California State Legislature
- Long title An act to amend Sections 245, 12011, 12022, 12022.5, 12275, 12275.5, 12280, 12285, 12286, 12287, 12288, 12288.5, 12289, and 12290 of, and to add Section 12278 to, the Penal Code, relating to firearms. ;
- Enacted by: California State Legislature
- Enacted: June 4, 2004 (Assembly) August 23, 2004 (Senate, amended) August 25, 2004 (Senate, concurrence)
- Signed: September 13, 2004
- Introduced by: Paul Koretz (D-42nd-Los Angeles)

= .50 Caliber BMG Regulation Act of 2004 =

Gun law in California, United States

The .50 Caliber BMG Regulation Act of 2004 is a law in the state of California that effectively banned all .50 BMG-caliber rifles from being sold in the state. The law took effect on January 1, 2005.

==Background==
The legislature of California declared that "proliferation and use" of .50 BMG rifles posed a terrorist threat, as well as a threat to the "health, safety, and security of all residents" of California. The act required existing .50 BMG rifles to be registered with the state and prohibited the sale of any rifle after the ban went into effect. To quote the state web site, the act "regulates the .50 BMG rifles in essentially the same manner as assault weapons." The law specifically allowed a registration period of one year, now passed, to register any such firearms, after which unregistered weapons would become illegal firearms.

===Definitions===
"A .50 BMG rifle is defined as a centerfire rifle that can fire a .50 BMG cartridge and is not already an assault weapon ... or a machinegun"

".50 BMG cartridge" is defined as a cartridge that is designed and intended to be fired from a centerfire rifle and that meets all of the following criteria:
(1) It has an overall length of 5.54 in from the base to the tip of the bullet.
(2) The bullet diameter for the cartridge is from .510 to, and including, .511 in.
(3) The case base diameter for the cartridge is from .800 in to, and including, .804 inch.
(4) The cartridge case length is 3.91 in. (PC § 12278.)

===Exceptions/Exclusions to California Penal Code 30905, et al.===
The law does not apply to the law enforcement officers with permission from their employing agencies.

Exceptions are granted to rifles classified as antiques or Curio and Relics as defined by the BATFE.

Out-of-state owners may bring .50 BMG rifles into the state for shooting competitions.

Limited exceptions are granted for exhibitions, displays, and education projects sponsored by law enforcement or government agencies.

You hold a valid permit to possess an assault weapon specifically (not just a general concealed carry permit) from the State Department of Justice.

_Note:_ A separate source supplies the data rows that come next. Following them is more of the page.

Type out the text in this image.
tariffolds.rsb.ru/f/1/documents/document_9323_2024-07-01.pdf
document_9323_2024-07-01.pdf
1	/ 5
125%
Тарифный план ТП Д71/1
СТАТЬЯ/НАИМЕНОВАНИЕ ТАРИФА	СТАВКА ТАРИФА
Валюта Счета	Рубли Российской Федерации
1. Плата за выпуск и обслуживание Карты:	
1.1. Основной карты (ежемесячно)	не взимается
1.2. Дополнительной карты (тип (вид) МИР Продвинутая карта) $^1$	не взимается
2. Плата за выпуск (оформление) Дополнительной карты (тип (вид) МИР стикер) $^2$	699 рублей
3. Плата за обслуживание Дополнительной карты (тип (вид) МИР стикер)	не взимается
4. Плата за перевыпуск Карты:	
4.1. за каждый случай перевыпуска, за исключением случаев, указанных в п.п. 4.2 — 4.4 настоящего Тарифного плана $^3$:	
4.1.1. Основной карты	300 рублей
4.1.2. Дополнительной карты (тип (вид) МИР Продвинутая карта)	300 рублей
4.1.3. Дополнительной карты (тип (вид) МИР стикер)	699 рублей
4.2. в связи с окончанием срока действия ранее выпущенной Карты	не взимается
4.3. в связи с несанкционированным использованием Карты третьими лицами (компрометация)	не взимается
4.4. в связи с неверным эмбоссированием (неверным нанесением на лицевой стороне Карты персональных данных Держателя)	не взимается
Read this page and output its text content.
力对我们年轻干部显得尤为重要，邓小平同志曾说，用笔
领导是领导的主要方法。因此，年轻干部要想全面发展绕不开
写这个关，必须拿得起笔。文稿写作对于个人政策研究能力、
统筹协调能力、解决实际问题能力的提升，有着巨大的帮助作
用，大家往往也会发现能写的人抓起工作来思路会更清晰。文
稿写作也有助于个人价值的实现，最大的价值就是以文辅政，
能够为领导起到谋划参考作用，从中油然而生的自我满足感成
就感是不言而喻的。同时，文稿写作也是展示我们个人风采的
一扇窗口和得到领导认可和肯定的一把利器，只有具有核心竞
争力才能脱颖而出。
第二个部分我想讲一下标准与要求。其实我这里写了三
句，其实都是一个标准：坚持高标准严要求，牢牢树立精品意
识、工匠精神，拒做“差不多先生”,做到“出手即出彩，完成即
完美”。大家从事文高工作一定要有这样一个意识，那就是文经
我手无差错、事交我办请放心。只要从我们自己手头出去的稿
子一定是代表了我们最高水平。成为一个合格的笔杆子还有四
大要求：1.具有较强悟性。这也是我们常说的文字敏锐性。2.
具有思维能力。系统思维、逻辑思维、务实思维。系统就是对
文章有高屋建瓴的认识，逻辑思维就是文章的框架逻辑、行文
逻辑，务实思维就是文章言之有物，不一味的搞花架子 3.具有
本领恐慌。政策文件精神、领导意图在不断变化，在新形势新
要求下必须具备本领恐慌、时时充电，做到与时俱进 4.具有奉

You lawfully possessed the rifle before it was made illegal (i.e., before January 1, 2005) and registered it before April 30, 2006 with the State Department of Justice.

You are the executor or administrator of an estate that lawfully holds such firearms.

==Controversy==
As a result of the ban, the Barrett Firearms Company announced it would no longer sell to or service any of its rifles in the possession of any California government agency.

A 1999 Justice Department Office of Special Investigations briefing on .50 caliber rifle crime identified several instances of the .50 BMG being involved in criminal activities. Only one instance (the Branch Davidians at Waco, Texas) involved the alleged use of a .50 BMG during the commission of a crime; the remainder involved illegal possession (e.g. stolen), not use. The briefing did not identify any instance of a .50 BMG rifle being used in the commission of a murder.

According to the GAO report there were no instances of violent crime with a .50 BMG rifle, while providing examples of crimes that had occurred: a doomsday cult possessed 10 rifles and were arrested for using false identities, a .50 BMG rifle was stolen and later recovered, and a claim by the ATF that the Branch Davidians fired a .50 BMG prior to the ATF firing tear gas and incendiary devices at the occupied structure. No .50 BMG rifles were reported recovered after the ATF siege at Waco

==Alternative cartridges==
The .510 DTC Europ has since been introduced to take advantage of the highly specific language used in the act. The round provides almost identical ballistics and performance, but cannot be used in weapons chambered for .50 BMG.

Barrett has since produced the .416 Barrett, a necked-down .50 BMG case using a .416 caliber bullet, which is not subject to the .50 BMG Act because of the smaller caliber. It has the benefit of having a flatter trajectory and longer effective range than the .50 BMG.